Itu karena, di wilayah ini ada varietas gambir bernama gambir Riau, yang dikenal dengan kualitasnya yang bagus karena kandungan asam kateku tanat atau taninnya yang tinggi.

Sejak abad ke-18, kebun gambir di Kepulauan Riau lebih banyak diusahakan oleh orang Tionghoa.

Hal itu terjadi setelah pemimpin Kesultanan Johor-Pahang-Riau-Lingga, Sultan Mahmud Riayat Syah, memindahkan pusat kekuasaan dari Negeri Riau ke Daik Lingga (wilayah yang kini masuk Kabupaten Lingga, Provinsi Kepulauan Riau) dan meninggalkan pekerja Tionghoa yang tak ikut pindah.

Sehingga, para pekerja itu yang kemudian meneruskan usaha produksi gambir di wilayah ini.

Dalam pembuatan gambir, Dedi menerangkan, dikenal juga istilah pengolahan gambir Tionghoa, yang sistemnya agak berbeda dengan pengolahan di daerah lain.

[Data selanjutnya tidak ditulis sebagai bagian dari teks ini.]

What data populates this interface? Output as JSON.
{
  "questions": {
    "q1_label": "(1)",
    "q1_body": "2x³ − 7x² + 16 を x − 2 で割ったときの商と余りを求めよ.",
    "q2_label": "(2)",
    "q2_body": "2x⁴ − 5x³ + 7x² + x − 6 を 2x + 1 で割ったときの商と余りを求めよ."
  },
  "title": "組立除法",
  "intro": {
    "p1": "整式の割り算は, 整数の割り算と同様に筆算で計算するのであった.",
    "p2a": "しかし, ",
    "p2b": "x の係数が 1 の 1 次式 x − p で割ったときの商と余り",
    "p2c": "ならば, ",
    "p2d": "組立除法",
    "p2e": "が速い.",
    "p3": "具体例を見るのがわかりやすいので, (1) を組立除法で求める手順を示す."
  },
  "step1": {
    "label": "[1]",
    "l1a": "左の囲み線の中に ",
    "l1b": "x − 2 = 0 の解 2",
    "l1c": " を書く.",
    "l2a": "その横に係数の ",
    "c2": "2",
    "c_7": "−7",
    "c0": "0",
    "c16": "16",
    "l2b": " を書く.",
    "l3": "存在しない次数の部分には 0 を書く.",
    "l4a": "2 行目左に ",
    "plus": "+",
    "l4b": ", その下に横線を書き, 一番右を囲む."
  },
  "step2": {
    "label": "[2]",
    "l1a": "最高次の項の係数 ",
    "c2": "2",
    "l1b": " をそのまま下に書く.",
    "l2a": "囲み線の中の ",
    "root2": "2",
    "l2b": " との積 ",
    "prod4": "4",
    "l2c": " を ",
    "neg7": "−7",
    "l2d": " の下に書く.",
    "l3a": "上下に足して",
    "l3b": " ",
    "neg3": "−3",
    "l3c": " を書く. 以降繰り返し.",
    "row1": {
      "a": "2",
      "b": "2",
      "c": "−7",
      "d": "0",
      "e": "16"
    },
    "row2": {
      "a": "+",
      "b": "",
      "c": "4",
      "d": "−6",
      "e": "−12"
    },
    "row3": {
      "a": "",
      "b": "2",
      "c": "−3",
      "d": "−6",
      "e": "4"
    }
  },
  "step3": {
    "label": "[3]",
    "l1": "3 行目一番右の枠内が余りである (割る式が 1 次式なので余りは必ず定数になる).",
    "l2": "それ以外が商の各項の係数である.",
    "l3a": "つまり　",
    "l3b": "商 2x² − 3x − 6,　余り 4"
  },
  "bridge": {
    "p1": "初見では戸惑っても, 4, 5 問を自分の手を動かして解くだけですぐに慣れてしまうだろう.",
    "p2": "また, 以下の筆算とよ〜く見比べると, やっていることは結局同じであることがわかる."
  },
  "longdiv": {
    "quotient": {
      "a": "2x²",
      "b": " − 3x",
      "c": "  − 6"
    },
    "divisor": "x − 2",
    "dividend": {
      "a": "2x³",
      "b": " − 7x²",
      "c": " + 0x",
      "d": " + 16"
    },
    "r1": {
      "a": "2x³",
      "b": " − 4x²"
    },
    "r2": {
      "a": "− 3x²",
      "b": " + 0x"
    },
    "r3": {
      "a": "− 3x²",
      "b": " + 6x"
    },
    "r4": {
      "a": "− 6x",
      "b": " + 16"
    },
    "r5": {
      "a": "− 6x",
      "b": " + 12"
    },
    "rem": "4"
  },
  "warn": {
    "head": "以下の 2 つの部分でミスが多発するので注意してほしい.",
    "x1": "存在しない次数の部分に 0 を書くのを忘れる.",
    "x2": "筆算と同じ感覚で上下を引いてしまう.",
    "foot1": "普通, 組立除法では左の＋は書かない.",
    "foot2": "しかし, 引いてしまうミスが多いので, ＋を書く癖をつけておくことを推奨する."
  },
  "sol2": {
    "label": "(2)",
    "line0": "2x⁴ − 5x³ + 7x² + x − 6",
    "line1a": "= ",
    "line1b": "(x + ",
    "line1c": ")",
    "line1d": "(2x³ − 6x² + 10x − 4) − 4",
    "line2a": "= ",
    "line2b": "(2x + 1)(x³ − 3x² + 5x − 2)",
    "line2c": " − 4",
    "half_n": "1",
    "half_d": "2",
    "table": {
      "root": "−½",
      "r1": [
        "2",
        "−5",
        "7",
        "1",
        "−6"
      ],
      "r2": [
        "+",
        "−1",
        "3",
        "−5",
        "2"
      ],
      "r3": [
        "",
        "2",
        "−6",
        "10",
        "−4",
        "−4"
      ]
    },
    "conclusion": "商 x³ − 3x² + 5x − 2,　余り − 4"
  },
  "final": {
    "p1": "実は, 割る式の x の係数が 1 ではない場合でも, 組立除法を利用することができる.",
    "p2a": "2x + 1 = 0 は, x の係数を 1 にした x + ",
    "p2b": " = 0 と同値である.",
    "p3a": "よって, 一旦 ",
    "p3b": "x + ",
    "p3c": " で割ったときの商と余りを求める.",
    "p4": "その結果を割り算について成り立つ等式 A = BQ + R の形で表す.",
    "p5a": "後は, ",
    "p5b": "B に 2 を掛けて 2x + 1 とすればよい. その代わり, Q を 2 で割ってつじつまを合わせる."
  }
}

Dimulai dengan meletakkan daun dan ranting gambir yang telah dipetik dan dipotong-potong di atas kuali perebusan.

Lama perebusan sekitar 4-5 jam, dengan terus mengaduk daun dan ranting tersebut. Setelah itu, daun dan ranting diangkat dari kuali, namun sisa air rebusan terus dipanaskan hingga mengental.

Hasil perebusan ini kemudian dituang ke dalam ember plastik. Sekitar 30 menit kemudian diaduk hingga hasil ekstraksi mencapai suhu kamar.

Setelahnya, baru dimasukkan ke dalam cetakan yang berbentuk persegi empat berukuran besar dan terbuat dari papan balok, kemudian diendapkan selama satu malam.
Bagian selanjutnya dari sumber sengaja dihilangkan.